Robesova Blanka, Bajerova Monika, Hausnerova Jitka, Skrickova Jana, Tomiskova Marcela, Dvorakova Dana
Department of Internal Medicine-Hematology and Oncology, Masaryk University and University Hospital Brno, Brno, Czech Republic.
Department of Internal Medicine-Hematology and Oncology, Masaryk University and University Hospital Brno, Brno, Czech Republic.
Lung Cancer. 2015 Mar;87(3):318-20. doi: 10.1016/j.lungcan.2015.01.002. Epub 2015 Jan 10.
We herein present a rare case of an EML4-ALK positive patient. A 61-year-old man was diagnosed with locoregional non-small cell lung cancer (NSCLC). No EGFR mutations were detected, and therefore the ALK rearrangement was evaluated using immunohistochemistry (IHC), fluorescence in situ hybridization (FISH) and the reverse transcription PCR (RT-PCR) method for EML4-ALK. All methods showed a positive result and, therefore, the patient was treated with crizotinib with a good therapeutic response. However, a detailed RT-PCR analysis and sequencing revealed an unexpected 138 bp insertion of attractin-like 1 (ATRNL1) gene into the EML4-ALK fusion gene. In our case, the positive therapeutic response suggests that ATRNL1 insertion does not affect EML4-ALK's sensitivity to crizotinib. This case shows great EML4-ALK heterogeneity and also that basic detection methods (IHC, FISH) cannot fully specify ALK rearrangement but in many cases a full specification seems to be important for an effective TKI indication, and sequencing ALK variants might contribute to optimized patient selection.

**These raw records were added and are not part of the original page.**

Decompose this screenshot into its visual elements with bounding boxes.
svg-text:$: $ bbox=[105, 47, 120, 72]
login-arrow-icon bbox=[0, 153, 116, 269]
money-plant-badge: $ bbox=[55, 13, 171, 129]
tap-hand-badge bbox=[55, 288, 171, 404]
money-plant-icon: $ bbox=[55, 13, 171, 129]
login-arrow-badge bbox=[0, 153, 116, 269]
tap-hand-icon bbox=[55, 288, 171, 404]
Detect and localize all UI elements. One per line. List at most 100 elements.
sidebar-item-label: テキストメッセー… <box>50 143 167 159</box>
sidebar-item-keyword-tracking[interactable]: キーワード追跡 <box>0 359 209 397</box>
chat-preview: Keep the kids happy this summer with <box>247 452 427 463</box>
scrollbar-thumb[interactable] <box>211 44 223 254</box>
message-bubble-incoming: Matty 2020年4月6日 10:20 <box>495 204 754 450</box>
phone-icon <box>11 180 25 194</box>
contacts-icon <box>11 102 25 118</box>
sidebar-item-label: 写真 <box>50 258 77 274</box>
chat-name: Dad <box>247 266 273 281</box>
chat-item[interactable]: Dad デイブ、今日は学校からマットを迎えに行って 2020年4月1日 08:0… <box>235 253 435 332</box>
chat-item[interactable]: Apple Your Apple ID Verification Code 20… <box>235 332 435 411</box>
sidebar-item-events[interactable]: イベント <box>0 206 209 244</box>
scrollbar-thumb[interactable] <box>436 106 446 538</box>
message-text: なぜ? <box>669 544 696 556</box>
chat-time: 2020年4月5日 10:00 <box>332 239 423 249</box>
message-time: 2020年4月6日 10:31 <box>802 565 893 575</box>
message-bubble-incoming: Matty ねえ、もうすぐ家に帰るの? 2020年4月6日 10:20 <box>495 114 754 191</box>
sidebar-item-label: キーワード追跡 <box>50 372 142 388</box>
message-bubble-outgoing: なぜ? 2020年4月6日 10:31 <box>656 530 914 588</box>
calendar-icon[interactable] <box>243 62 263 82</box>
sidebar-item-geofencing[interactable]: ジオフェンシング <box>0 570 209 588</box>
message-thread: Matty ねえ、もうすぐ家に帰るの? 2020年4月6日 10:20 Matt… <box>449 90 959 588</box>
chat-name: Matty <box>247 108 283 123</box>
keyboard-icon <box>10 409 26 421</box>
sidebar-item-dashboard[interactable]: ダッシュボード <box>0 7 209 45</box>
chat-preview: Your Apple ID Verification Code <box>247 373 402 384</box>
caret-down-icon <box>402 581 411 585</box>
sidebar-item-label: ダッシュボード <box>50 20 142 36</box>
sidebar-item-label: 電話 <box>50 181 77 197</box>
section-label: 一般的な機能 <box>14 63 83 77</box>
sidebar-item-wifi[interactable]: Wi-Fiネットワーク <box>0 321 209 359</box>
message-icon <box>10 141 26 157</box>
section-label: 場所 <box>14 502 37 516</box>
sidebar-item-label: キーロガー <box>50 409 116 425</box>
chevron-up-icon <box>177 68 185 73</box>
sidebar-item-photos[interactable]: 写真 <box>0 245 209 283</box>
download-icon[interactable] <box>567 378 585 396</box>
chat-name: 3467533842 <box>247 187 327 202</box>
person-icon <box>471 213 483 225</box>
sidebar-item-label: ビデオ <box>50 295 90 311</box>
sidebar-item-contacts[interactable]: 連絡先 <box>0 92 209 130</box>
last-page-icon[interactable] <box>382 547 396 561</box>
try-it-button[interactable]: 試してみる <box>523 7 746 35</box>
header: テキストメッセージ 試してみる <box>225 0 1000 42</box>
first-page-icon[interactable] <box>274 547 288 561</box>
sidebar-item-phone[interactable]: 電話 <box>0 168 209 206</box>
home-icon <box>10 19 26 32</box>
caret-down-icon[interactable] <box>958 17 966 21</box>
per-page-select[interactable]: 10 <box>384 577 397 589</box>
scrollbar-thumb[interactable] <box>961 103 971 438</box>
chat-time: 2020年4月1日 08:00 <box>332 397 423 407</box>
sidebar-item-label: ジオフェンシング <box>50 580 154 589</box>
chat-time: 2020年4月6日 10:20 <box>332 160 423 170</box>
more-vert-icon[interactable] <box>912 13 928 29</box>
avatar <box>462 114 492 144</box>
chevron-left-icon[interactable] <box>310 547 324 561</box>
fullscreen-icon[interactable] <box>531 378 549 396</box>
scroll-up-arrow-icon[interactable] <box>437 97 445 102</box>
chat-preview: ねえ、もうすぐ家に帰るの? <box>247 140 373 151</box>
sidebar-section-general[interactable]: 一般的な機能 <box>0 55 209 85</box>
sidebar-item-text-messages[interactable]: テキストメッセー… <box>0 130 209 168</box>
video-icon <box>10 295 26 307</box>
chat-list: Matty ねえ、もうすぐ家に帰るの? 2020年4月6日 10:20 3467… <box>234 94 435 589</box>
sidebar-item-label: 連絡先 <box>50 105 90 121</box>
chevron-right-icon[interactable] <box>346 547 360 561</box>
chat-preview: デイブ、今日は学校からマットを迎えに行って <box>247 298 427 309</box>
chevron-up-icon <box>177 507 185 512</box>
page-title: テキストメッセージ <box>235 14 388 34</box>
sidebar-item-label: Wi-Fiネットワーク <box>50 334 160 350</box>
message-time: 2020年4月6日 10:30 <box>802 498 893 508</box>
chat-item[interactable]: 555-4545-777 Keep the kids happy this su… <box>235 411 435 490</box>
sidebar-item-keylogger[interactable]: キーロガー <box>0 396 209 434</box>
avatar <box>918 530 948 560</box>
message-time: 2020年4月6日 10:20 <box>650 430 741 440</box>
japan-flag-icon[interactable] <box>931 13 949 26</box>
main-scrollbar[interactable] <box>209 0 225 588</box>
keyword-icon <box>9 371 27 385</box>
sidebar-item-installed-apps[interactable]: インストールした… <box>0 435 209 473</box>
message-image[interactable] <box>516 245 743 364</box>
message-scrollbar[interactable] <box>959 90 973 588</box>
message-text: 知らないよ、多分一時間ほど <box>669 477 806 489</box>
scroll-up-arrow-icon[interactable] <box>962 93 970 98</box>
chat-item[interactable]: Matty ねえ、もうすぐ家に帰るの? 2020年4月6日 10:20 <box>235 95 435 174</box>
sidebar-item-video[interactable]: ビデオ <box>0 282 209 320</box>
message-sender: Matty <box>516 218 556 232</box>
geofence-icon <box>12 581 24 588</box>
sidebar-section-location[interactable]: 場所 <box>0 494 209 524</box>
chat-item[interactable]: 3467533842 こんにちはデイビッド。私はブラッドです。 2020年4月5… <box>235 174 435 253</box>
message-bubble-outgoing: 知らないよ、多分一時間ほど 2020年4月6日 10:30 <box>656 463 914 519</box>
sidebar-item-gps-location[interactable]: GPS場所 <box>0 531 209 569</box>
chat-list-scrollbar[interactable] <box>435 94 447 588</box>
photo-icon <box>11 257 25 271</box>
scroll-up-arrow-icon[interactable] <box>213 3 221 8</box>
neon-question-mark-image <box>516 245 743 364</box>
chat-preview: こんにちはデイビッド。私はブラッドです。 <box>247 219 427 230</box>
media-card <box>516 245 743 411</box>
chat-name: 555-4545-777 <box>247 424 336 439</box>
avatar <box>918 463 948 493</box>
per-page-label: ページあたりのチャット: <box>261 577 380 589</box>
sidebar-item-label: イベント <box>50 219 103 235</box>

我们在此报告一例罕见的EML4-ALK阳性患者。一名61岁男性被诊断为局部非小细胞肺癌(NSCLC)。未检测到EGFR突变,因此使用免疫组织化学(IHC)、荧光原位杂交(FISH)以及针对EML4-ALK的逆转录PCR(RT-PCR)方法评估ALK重排。所有方法均显示阳性结果,因此该患者接受了克唑替尼治疗,治疗反应良好。然而,详细的RT-PCR分析和测序显示,吸引素样1(ATRNL1)基因意外地插入到EML4-ALK融合基因中138 bp。在我们的病例中,积极的治疗反应表明ATRNL1插入并不影响EML4-ALK对克唑替尼的敏感性。该病例显示出EML4-ALK具有很大的异质性,同时也表明基本检测方法(IHC、FISH)不能完全明确ALK重排,但在许多情况下,完整明确似乎对有效的酪氨酸激酶抑制剂(TKI)治疗指征很重要,对ALK变异体进行测序可能有助于优化患者选择。